Welche Hilfe der Wasserstoff-Rechner bietet, macht Kruse mithilfe eines Praxisbeispiels deutlich: Für einen typischen Windpark mit fünf Windrädern empfiehlt der promovierte Produktionstechniker und Windguard-Geschäftsführer nach der Benutzung der LEE-App einen mittelgroßen Elektrolyseur. „Wenn wir den Elektrolyseur unterdimensionieren, haben wir eine besonders hohe Auslastung. Wirtschaftlich ist es aber besser, wenn wir einen Elektrolyseur mit höherer Leistung einsetzen“, erläutert er.

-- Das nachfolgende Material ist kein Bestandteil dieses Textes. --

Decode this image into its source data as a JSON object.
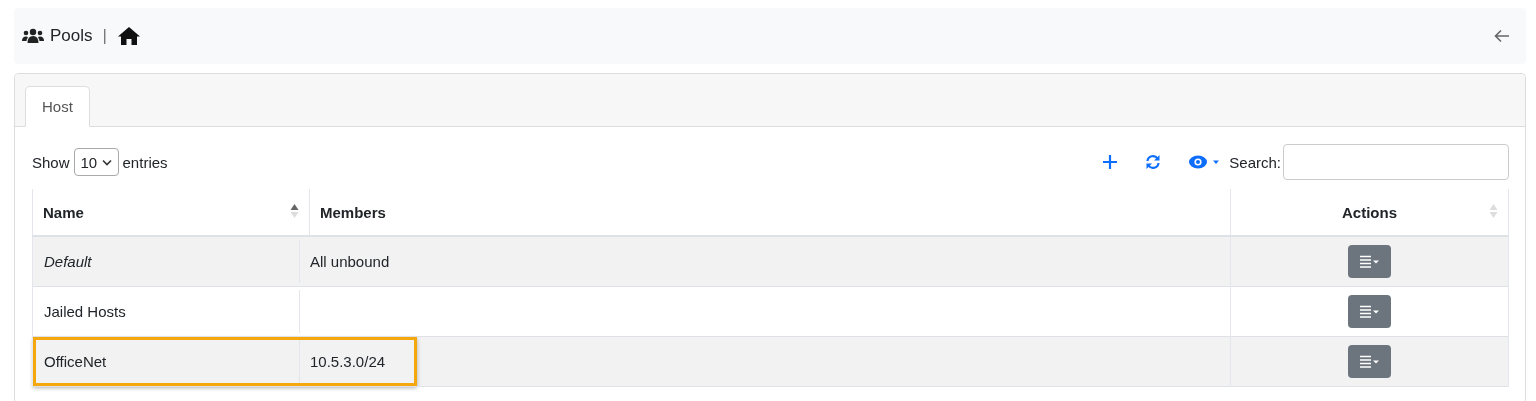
{
  "breadcrumb": {
    "title": "Pools",
    "separator": "|"
  },
  "tabs": [
    {
      "label": "Host",
      "selected": true
    }
  ],
  "length": {
    "before": "Show",
    "value": "10",
    "after": "entries"
  },
  "search": {
    "label": "Search:"
  },
  "table": {
    "columns": [
      {
        "label": "Name",
        "sortable": true,
        "sorted": true,
        "centered": false
      },
      {
        "label": "Members",
        "sortable": false,
        "centered": false
      },
      {
        "label": "Actions",
        "sortable": true,
        "sorted": false,
        "centered": true
      }
    ],
    "rows": [
      {
        "name": "Default",
        "italic": true,
        "members": "All unbound",
        "highlighted": false
      },
      {
        "name": "Jailed Hosts",
        "italic": false,
        "highlighted": false
      },
      {
        "name": "OfficeNet",
        "italic": false,
        "members": "10.5.3.0/24",
        "highlighted": true
      }
    ]
  }
}
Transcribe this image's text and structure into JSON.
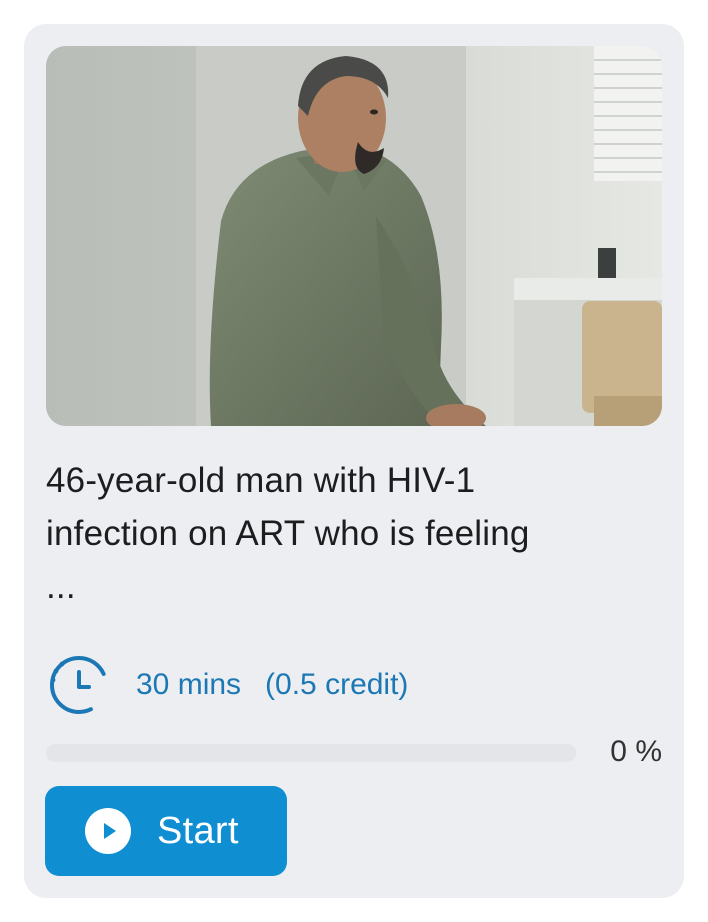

Ein 1-Megawatt-Gerät würde pro Jahr etwa 100.000 Kilogramm Wasserstoff produzieren und damit ein Viertel der Energiemenge des Windparks verbrauchen. Der Rest (etwa 15 Gigawattstunden) könnte weiterhin ins Stromnetz eingespeist werden. Der Elektrolyseur wäre dabei zu 62 Prozent ausgelastet und hätte Produktionskosten zu 10,70 Cent für jede Kilowattstunde Wasserstoff. „Damit wären wir bei den Marktpreisen gar nicht so schlecht dran“, sagt Kruse.

Der PEM-Elektrolyseur ME450 der Firma H-TEC hat eine Nominallast von 1 Megawatt – das entspricht bis zu 90 Tankfüllungen am Tag. | Visualisierung: H-Tec

Elektrolyseur kann Stromverschwendung beenden

Stromverschwendung gäbe es bei diesem Modell nicht mehr, denn jede abgeriegelte Kilowattstunde könnte zusätzlich in Wasserstoff umgewandelt werden, weil der Elektrolyseur ja noch freie Kapazitäten hat. Zudem fällt bei der Umwandlung von Windstrom in Wasserstoff auch noch viel Abwärme an. In diesem Beispiel sind das etwa 824 Megawattstunden. „Wenn ich mich nicht verrechnet habe, sind wir bei 50.000 Euro, die man noch für Abwärme pro Jahr bekommen könnte“, sagt Kruse. Außerdem entstünden im Umwandlungsprozess noch große Mengen Sauerstoff, die ebenfalls vermarktet werden können. Für die Elektrolyse würden jährlich zwar auch noch 1700 Kubikmeter Wasser benötigt. „Das ist etwas, das bei der wirtschaftlichen Betrachtung nicht ins Gewicht fällt“, winkt Kruse ab und rechnet hier mit Ausgaben von gerade mal 3400 Euro. Alle Berechnungen müsse man aber mit Vorsicht betrachten, weil viele Werte noch aus dem Frühjahr stammen, warnt Kruse und sagt: „Das ist jetzt alles etwas schwieriger kalkulierbar geworden.“

„Mit dem Wasserstoff-Rechner wollen wir Kommunen und Unternehmen ein kleines Rüstzeug geben, um sich dem Thema Wasserstoff zu nähern“, erklärt Gunnar Lehmschlöter, LEE-Referent für Wasserstoff und Mobilität. „Kommunen ermöglicht der frühzeitige Aufbau einer regionalen Wasserstoffwirtschaft, ihren Beitrag zur Dekarbonisierung und zur eigenen Energieversorgungssicherheit zu leisten. Zusätzlich werden regionale Wertschöpfungseffekte ausgebaut“, sagt Lehmschlöter. Für die deutsche Energieversorgung wäre eine größere Verbreitung von Elektrolyseuren ebenfalls wünschenswert. Nicht nur, weil der Wasserstoff-Bedarf in den nächsten Jahren kontinuierlich ansteigen wird. Experten rechnen damit, dass der Verbrauch von 55 Terawattstunden bis 2045 auf einen Bedarf von 450 Terawattstunden ansteigen wird. Elektrolyseure sind auch deswegen wichtig, weil die Energiewende hin zu den Erneuerbaren ohne Speichermedien für Strom kaum gelingen wird.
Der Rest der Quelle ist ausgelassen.